Tax included that is. I think that's a great deal for a great car.

I've been driving way too much (1.5 years and already 100k km) and my car is losing resale value every day, so this might be the right moment to sell, now that I can still get some value out of it. I bet that with 170k on the teller within a year, it might have lost a lot more of its resale value.


----------



## Patrick (Dec 23, 2001)

Damn, that is a quite a deal! You can't miss with the 530d - that is a fast, fun car to drive. I think that it might even run away from a 540i. Sounds like a steal for you - why wait?

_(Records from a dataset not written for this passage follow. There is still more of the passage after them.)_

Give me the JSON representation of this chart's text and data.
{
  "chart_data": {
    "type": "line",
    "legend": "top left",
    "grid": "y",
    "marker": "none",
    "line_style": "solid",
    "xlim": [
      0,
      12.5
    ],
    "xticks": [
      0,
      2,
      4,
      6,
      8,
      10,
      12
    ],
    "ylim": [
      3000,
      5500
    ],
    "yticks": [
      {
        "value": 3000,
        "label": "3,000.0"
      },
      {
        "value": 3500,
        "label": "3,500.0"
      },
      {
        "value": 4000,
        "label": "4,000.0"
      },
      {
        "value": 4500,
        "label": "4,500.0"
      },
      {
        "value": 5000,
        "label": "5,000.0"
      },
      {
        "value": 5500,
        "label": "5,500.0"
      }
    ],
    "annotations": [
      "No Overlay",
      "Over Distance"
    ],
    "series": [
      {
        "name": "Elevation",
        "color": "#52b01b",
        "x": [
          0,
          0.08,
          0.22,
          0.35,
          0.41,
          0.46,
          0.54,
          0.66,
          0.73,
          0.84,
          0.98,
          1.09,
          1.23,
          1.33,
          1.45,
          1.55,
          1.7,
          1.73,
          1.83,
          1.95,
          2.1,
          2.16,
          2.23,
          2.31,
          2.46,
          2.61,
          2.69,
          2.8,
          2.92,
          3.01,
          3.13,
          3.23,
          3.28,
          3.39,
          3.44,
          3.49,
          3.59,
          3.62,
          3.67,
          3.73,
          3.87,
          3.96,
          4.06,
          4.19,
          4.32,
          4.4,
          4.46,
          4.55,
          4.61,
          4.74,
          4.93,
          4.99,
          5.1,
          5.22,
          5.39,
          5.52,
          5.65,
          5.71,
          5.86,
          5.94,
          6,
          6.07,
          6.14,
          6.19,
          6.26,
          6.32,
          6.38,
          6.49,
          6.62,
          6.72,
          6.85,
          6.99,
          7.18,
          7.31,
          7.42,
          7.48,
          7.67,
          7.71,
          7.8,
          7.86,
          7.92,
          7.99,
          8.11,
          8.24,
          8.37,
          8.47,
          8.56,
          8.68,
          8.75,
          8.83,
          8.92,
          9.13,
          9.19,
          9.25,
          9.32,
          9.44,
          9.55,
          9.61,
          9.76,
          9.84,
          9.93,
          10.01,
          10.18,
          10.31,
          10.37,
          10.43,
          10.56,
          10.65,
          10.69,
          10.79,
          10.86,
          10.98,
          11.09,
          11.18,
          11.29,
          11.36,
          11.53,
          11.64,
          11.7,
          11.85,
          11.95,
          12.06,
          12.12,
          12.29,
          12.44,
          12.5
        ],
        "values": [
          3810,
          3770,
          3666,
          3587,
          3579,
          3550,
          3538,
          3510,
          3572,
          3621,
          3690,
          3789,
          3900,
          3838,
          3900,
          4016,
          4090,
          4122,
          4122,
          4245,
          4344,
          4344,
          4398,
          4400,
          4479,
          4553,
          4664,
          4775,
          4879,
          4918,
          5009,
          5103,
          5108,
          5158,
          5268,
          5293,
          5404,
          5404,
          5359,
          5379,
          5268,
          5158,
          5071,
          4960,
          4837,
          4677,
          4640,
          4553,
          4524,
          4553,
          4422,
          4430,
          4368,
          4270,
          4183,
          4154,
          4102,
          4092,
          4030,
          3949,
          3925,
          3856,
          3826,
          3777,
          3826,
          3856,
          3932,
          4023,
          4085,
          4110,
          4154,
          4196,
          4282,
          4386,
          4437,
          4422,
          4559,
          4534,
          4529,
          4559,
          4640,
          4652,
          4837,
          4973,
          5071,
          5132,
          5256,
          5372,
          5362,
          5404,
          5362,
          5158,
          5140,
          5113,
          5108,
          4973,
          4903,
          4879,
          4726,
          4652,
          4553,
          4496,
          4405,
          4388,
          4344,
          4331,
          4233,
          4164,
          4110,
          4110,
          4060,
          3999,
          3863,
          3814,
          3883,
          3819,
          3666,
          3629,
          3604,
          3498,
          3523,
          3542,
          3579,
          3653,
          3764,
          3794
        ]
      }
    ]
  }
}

The options that this 520iA 2.2 Touring comes with are:

- Comfort Package (heated seats, heated mirrors, heated windshield squirters, heated headlight squirters, Business CD, electric windows in rear)
- Step transmission
- A/C
- Rain sensor
- Clear turn signals
- Metallic paint
- winter tires on alloy wheels (Style 81 or 83)

All that for 52000€.

I would like to add some other things that will cost another 1000€. My trade in is agreeable to me, but I have to get the cost of the 520 down. Lets see how badly they want to sell in this depressed market!

Patrick


----------



## RaVe (Jan 4, 2002)

Patrick 320d said:


> *Damn, that is a quite a deal! You can't miss with the 530d - that is a fast, fun car to drive. I think that it might even run away from a 540i. Sounds like a steal for you - why wait?
> 
> The options that this 520iA 2.2 Touring comes with are:
> 
> ...


The wife thinks it's too soon ('how can you sell a car that you've owned 1.5 years?') although it is perfectly rational finance wise(well, kind of anyway). Plus I see myself more as a 3-series guy, maybe too young to go 5-series.

My salesman told me that a mechanic saw the 5-series a few days ago with BMW AG in Munich, and said it was also very different-looking, but less shocking than the 7 series, and still different from the spy pics. And it looks like the E39 Touring is here to stay until mid/end 2004.

If you go for the 520 you get a great car, +6 cylinders!. I'm sure you will miss driving a diesel though.


----------



## DanB (Feb 20, 2002)

Hey, would one of you diesel guys mind taking a picture of your engine? I've never seen one.

Thx!

-DanB


----------



## DrBimmer (Dec 23, 2001)

DanB said:


> *Hey, would one of you diesel guys mind taking a picture of your engine? I've never seen one.
> 
> Thx!
> 
> -DanB *












This is the engine from a 320d.


----------



## DrBimmer (Dec 23, 2001)

Couple more pics...

This is a shot of the rear. Notice the small exhaust, which points downward.










Look at the redline... :thumbdwn:










Just kidding, of course! This car has as much torque as a 328i. It pulls like a beast on the road (ok, no that much, but you get the point) I would love to drive a 330d some day.


----------